Recent and current projects include NSF grants for spatial econometric
models of discrete response and studies of plug-in-electric-vehicle
ownership and use, an NSF RCN on sustainable cities, an EPA STAR grant
for land use, transport, and air quality models, NCHRP projects on
demand modeling of non-motorized travel and tolled roadways, and TxDOT
projects for holistic evaluation of competing network improvement
projects and the development of a transportation economics reference for
practitioners.
Abstract
Transportation constitutes nearly 20
percent of household expenditures, 30 percent of U.S. greenhouse gas
(GHG) emissions, and 70 percent of domestic petroleum consumption. In a
world of volatile fuel prices, energy security issues, and climate
concerns, it is imperative to understand and accurately model how
vehicle ownership and usage patterns – and associated traffic
conditions, land use patterns, petroleum use, and emissions – can change
under different policies and contexts. This presentation offers new
data on ownership decisions and traveler preferences, coupled with
behavioral models for microsimulating the nation’s personal-fleet
evolution under various scenarios. It examines adoption opportunities
for plug-in electric vehicles (PEVs) under long-run travel patterns, PEV
cost effectiveness, and the performance of integrated land
use-transport models in urban-system simulations. Modeled scenarios
reflect different gas prices, PEV pricing, feebate policies,
urban-growth boundaries, and network pricing.

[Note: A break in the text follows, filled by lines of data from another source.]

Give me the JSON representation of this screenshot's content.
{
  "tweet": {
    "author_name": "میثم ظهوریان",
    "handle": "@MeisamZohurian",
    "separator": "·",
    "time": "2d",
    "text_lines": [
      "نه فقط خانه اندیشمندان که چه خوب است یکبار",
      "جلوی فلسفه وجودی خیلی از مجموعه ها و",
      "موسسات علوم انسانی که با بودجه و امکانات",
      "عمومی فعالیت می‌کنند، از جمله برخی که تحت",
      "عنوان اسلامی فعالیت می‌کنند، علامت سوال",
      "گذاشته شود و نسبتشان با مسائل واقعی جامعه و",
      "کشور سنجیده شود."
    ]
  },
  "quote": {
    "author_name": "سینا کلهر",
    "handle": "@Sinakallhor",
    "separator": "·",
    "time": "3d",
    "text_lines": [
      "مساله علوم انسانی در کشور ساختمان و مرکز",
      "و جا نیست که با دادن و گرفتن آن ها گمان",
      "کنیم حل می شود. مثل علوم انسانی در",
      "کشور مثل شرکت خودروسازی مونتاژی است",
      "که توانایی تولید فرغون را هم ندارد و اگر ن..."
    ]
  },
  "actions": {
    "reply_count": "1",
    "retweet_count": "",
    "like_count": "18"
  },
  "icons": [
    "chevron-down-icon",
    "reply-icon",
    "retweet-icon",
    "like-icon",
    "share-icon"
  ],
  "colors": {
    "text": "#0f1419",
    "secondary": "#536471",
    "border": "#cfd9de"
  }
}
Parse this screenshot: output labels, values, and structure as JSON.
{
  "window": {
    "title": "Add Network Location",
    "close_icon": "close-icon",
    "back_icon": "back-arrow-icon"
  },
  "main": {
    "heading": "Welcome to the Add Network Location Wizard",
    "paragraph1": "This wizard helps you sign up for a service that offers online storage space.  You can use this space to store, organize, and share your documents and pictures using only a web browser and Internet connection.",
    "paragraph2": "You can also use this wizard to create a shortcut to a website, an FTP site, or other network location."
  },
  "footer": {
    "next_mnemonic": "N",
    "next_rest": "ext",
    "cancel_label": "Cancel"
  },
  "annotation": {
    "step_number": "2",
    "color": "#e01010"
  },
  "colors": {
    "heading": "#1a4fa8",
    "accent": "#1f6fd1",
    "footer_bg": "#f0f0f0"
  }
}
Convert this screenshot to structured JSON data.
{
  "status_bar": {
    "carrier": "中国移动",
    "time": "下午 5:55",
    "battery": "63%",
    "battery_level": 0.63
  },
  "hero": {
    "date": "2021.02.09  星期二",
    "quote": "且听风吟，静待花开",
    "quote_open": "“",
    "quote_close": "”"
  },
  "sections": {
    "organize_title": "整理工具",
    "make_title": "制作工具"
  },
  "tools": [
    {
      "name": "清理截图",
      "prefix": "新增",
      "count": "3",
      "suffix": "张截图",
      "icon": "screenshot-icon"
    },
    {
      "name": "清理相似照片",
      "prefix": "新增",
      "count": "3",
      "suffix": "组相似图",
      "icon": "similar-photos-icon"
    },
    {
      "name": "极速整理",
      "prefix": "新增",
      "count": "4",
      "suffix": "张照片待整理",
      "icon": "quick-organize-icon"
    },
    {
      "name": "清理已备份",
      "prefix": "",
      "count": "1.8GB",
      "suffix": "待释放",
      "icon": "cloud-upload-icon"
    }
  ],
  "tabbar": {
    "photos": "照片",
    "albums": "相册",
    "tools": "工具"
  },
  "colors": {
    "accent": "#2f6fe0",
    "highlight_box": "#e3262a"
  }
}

In the long term, widespread
adoption and use of alternative-fuel vehicles will depend on thoughtful
marketing, competitive pricing, government incentives, reliable
driving-range reports, energy pricing shifts, and – in the case of PEVs –
adequate charging infrastructure. This presentation highlights many of
the directions U.S. households, and their GHG emissions, may head, while
describing methods for simulating the broader urban system.